One that combines the integrity of a System of Record, the flexibility of a database, the logic of an ERP, and the insight of a BI tool. One that integrates where needed but never forces complexity where simplicity would do.
Introducing Millentic: A Unified, Commerce-Ready Data Platform
That’s the vision behind Millentic. A single, unified platform designed not just to model your business truthfully, but to serve as a datahub with integrated operational capabilities. Millentic doesn't just store data—it brings it to life. It enables businesses to define their own entities, metrics, and workflows, and operate them in real time.
Millentic is especially designed with commerce businesses in mind—organizations that deal with highly transactional, rapidly changing, and operationally rich datasets. From orders and returns to inventory updates and payment flows, commerce data has unique requirements that traditional business systems often struggle to handle cohesively.

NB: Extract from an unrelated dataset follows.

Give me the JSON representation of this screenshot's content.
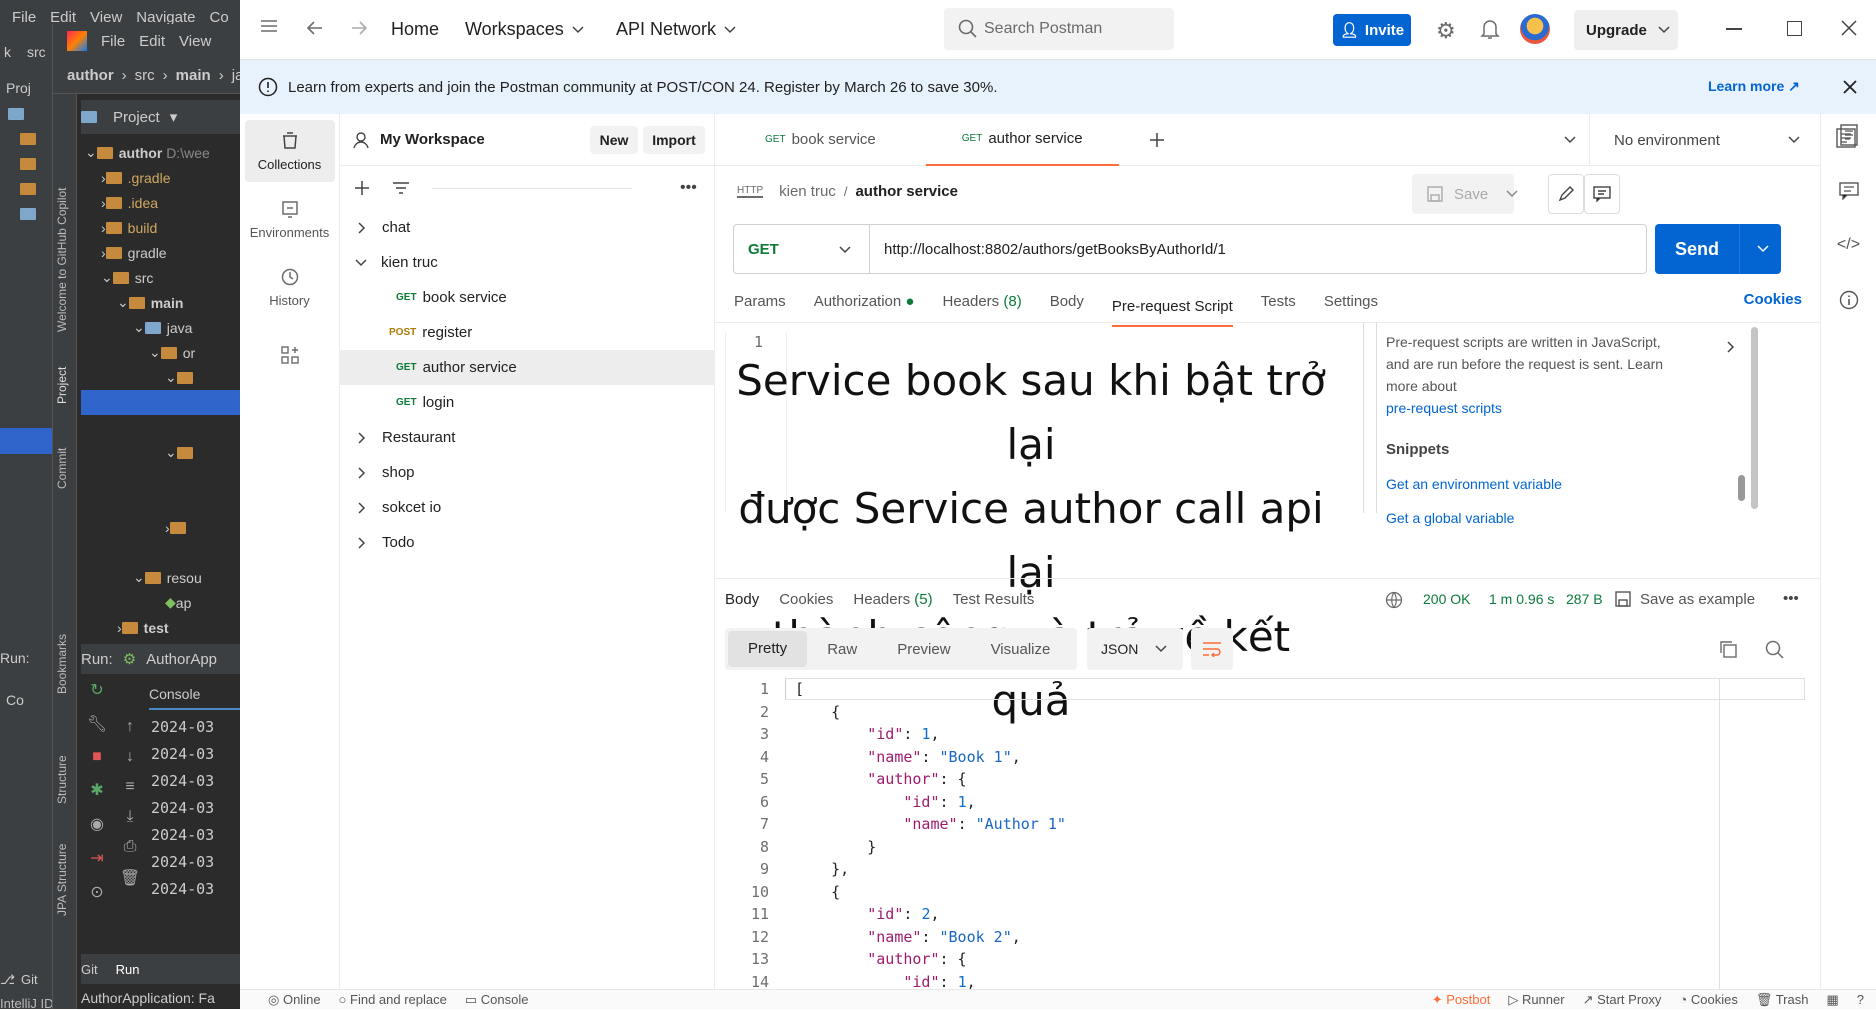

With Millentic, you're not tied to fragmented layers. It combines the authority of a system of record, the flexibility of a modern database, the coordination power of ERP logic, and the insight layer of BI—all within one platform. This means fewer brittle integrations, faster decision-making, and the ability to evolve your data and operations together, with full transparency and control.
Whether Millentic becomes your foundation or a connective layer within your stack, it empowers teams to own their data and workflows end-to-end, in a way no single-purpose tool ever could.
In future posts, we’ll explore how companies are adopting Millentic to simplify their data architecture—and what becomes possible when operational and analytical truth finally converge.